Luis Rubiales, the former head of Spain’s soccer federation, was convicted on Thursday of sexual assault for forcibly kissing a member of the women’s national team on the lips after the team won the 2023 Women’s World Cup.
Mr. Rubiales’s kiss of the player, Jennifer Hermoso, set off a national scandal, deepened debates about longstanding sexism in Spanish soccer and became a watershed moment in Spain’s #MeToo movement.
A Spanish court on Thursday cleared Mr. Rubiales of a separate charge of coercion. For the sexual assault conviction, it fined Mr. Rubiales 10,800 euros, about $11,270.
In delivering the ruling, Judge José Manuel Fernández-Prieto said that a kiss “is not the normal way of greeting people with whom one does not have an emotional relationship.” Mr. Rubiales was also ordered not to go within 200 meters, or about 650 feet, of Ms. Hermoso for one year. The court said he cannot contact Ms. Hermoso and must pay her 3,000 euros for “moral damage caused to her.”
Judge Fernández-Prieto said the sum was proportionate for the forcible kiss given the “time and place” — in full view of thousands of spectators in the stadium and many others watching the ceremony on television.
Mr. Rubiales’s forcible kiss, the judge said, was a “reprehensible act” that blighted “an unprecedented success in Spanish women’s football.”
There was no immediate response from Ms. Hermoso. She had said that the kiss was not consensual.
Ms. Hermoso said shortly after the episode that “at no time did I consent to the kiss that he gave me.”
“I couldn’t react — it was a thousandth of a second,” she later testified, adding that she had known immediately that the act was not normal.
“My boss was kissing me,” she said. “This should not happen.”
Mr. Rubiales plans to appeal the ruling, his lawyer, Olga Tubau, told the Spanish public broadcaster RTVE.
He has denied doing anything wrong during the encounter with Ms. Hermoso. Speaking in a courtroom near Madrid earlier this month, he said, “You don’t win a World Cup every day,” and he added that he had kissed other players in celebratory moments.
Prosecutors had also argued that Mr. Rubiales had pressured Ms. Hermoso to drop her claim and play down the incident.
Three other men, including Jorge Vilda, the team’s coach at the World Cup, were also charged with coercion alongside Mr. Rubiales. All were acquitted of that charge, with the court saying that prosecutors had not proven that Ms. Hermoso was subject to any acts of violence and intimidation that would warrant coercion.
The kiss and the ensuing fallout prompted a moment of reckoning in Spain, where progress in gender equality — women’s soccer in particular — have run up against a culture of machismo.
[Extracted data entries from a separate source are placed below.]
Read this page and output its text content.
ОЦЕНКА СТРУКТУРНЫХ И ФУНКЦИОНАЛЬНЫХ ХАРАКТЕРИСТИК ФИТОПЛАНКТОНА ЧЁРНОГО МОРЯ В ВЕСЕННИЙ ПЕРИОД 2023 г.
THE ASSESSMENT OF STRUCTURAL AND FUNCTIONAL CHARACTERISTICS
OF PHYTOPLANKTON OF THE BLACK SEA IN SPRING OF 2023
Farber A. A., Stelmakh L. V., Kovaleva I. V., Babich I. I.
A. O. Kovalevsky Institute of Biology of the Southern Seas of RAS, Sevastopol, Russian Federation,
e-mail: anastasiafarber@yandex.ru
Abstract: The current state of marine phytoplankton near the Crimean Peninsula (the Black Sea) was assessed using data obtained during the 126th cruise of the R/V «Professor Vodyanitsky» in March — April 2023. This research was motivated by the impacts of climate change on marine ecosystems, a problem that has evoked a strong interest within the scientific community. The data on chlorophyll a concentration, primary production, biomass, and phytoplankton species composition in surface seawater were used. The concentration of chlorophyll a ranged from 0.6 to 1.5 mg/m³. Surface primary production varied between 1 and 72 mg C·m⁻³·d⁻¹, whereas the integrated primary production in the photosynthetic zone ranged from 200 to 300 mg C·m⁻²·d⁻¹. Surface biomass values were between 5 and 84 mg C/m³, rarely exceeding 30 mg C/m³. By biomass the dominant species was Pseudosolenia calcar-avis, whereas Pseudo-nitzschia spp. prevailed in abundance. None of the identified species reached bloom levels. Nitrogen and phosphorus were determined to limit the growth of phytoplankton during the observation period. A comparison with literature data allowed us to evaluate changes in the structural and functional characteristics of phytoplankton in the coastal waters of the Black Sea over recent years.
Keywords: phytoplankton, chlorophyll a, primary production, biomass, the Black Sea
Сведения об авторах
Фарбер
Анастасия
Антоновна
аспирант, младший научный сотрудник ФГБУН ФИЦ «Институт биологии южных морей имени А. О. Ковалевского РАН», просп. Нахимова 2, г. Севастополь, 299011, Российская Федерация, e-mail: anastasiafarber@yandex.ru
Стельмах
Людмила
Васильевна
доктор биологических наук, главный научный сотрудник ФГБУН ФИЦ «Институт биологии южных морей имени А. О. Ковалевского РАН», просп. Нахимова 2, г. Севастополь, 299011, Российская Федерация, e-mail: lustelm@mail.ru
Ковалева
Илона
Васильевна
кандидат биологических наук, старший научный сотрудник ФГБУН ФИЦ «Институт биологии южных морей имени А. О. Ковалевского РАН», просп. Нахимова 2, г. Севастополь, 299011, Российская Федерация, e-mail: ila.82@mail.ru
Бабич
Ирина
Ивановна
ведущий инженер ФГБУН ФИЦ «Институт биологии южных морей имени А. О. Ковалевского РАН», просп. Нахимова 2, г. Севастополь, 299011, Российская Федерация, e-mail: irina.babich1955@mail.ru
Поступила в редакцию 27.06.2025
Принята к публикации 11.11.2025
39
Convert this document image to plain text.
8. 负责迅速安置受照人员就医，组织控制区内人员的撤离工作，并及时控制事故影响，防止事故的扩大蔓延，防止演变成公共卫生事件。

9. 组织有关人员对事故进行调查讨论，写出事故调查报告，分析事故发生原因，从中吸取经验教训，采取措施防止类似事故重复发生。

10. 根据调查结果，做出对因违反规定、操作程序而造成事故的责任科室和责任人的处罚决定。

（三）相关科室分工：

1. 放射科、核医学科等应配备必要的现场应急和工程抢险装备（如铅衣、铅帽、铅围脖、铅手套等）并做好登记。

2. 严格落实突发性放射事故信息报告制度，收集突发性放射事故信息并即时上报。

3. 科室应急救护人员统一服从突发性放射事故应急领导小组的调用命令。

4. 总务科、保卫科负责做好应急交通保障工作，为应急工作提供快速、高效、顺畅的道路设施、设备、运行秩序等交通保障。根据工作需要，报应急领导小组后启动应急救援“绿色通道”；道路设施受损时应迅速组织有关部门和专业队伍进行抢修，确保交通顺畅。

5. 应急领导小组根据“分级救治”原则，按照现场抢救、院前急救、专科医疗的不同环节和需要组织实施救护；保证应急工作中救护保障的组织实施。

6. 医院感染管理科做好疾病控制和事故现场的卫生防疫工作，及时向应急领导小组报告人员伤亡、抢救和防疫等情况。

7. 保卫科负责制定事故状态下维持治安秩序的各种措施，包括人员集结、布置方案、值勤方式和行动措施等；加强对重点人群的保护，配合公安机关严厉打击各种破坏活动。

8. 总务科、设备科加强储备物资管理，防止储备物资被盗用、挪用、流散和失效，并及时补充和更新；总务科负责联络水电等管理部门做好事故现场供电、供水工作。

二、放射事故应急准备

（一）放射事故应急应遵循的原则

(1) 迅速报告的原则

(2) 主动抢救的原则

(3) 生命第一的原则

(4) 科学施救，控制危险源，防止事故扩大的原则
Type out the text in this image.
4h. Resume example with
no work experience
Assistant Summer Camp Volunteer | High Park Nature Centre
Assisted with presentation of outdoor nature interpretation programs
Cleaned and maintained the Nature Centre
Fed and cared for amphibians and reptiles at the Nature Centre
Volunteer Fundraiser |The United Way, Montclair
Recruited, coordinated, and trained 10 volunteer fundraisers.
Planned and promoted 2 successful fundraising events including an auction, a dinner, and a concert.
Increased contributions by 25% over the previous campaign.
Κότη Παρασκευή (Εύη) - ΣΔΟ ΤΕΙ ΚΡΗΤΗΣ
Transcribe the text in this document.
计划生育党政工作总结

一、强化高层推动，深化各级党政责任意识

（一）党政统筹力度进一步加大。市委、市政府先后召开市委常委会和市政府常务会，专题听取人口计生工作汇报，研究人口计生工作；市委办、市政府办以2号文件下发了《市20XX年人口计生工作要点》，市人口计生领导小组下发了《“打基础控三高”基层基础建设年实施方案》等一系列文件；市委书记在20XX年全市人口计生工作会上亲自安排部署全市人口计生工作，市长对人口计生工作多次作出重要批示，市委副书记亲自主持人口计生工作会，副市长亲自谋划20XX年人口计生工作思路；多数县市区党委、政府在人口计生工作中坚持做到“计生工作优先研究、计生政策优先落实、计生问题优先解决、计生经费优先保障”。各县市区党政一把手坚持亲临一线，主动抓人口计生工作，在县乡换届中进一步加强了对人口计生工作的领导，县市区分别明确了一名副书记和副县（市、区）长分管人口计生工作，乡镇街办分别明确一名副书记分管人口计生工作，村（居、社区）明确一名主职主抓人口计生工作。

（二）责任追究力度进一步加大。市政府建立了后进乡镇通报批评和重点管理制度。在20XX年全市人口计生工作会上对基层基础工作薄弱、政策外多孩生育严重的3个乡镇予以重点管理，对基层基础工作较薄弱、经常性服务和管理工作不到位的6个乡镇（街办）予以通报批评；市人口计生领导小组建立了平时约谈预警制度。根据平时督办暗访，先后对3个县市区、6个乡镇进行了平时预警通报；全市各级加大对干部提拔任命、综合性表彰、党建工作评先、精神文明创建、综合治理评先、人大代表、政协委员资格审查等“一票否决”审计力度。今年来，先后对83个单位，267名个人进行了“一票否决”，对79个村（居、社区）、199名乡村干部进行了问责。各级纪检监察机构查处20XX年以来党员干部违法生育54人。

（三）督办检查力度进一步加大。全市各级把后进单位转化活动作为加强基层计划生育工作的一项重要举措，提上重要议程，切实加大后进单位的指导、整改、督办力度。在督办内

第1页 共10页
Spain’s minister of equality, Ana Redondo, welcomed the ruling on Thursday.
“When there is no consent, there is aggression, and that is what the judge certifies in this sentence,” Ms. Redondo said on social media.
However, the Federation of Progressive Women, a nonprofit that advocates gender equality in Spain, said it was “deeply disappointed” by the sentence: Prosecutors had sought a two-and-a-half year prison term for Mr. Rubiales.
Thursday’s ruling “reinforces distrust in the judicial system and emboldens aggressors,” the nonprofit said on social media.
In the immediate aftermath of the incident, Mr. Rubiales offered a tepid apology. He resigned as head of the national soccer organization, the Royal Spanish Football Federation, after weeks of pressure and waning support.